About Benjamin Bratton: Benjamin Bratton is a philosopher of technology, Professor of Philosophy of Technology and Speculative Design at UC San Diego, and Director of Antikythera, a think tank researching planetary computation at the Berggruen Institute. Beginning in 2024, he also serves as Visiting Faculty Researcher at Google's Paradigms of Intelligence group, conducting fundamental research on the artificialization of intelligence.

His influential book The Stack: On Software and Sovereignty (MIT Press, 2015) develops a comprehensive framework for understanding planetary computation through six modular layers: Earth, Cloud, City, Address, Interface, and User.
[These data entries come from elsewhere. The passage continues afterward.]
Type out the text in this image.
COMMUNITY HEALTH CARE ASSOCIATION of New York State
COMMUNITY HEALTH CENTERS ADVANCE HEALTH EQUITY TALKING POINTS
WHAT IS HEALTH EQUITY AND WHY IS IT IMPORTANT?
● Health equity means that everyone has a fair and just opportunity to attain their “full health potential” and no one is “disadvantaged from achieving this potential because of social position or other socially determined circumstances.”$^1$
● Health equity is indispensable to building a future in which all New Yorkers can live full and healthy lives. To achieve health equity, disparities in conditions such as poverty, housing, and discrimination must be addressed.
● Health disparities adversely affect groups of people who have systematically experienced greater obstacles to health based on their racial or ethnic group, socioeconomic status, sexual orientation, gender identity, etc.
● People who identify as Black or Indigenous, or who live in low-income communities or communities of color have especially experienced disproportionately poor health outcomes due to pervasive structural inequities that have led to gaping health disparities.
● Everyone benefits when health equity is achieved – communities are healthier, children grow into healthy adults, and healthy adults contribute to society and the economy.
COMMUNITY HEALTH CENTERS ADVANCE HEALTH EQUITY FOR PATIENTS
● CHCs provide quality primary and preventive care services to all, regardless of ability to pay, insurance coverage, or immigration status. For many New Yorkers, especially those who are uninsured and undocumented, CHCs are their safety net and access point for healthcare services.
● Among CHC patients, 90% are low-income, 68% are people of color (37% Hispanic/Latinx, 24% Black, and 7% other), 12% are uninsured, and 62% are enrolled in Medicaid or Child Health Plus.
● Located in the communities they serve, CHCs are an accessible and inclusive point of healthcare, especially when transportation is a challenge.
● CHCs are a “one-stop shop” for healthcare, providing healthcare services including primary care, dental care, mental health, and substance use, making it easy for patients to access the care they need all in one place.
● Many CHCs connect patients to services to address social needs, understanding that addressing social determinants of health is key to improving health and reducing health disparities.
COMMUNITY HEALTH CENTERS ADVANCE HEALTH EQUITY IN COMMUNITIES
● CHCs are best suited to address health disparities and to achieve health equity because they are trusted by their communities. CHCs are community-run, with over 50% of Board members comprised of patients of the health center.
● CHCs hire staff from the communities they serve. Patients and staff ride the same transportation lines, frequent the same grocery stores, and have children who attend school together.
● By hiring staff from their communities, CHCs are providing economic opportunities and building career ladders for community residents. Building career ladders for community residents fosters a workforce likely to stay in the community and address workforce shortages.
Other recent works include Accept All Cookies (Berggruen Press), written in conjunction with his co-curation of "The Next Earth: Computation, Crisis, Cosmology" at the 2025 Venice Architecture Biennale, and The Terraforming (Strelka), a manifesto arguing for embracing anthropogenic artificiality to compose a planet sustaining diverse life.

Antikythera, founded in 2022, takes its name from the ancient Greek astronomical computer which served as an instrument for planetary orientation and navigation. The think tank researches planetary computation through five areas: Planetary Computation, Synthetic Intelligence, Recursive Simulations, Hemispherical Stacks, and Planetary Sapience, using interdisciplinary design research to develop scenarios and thought experiments that advance the philosophy of technology.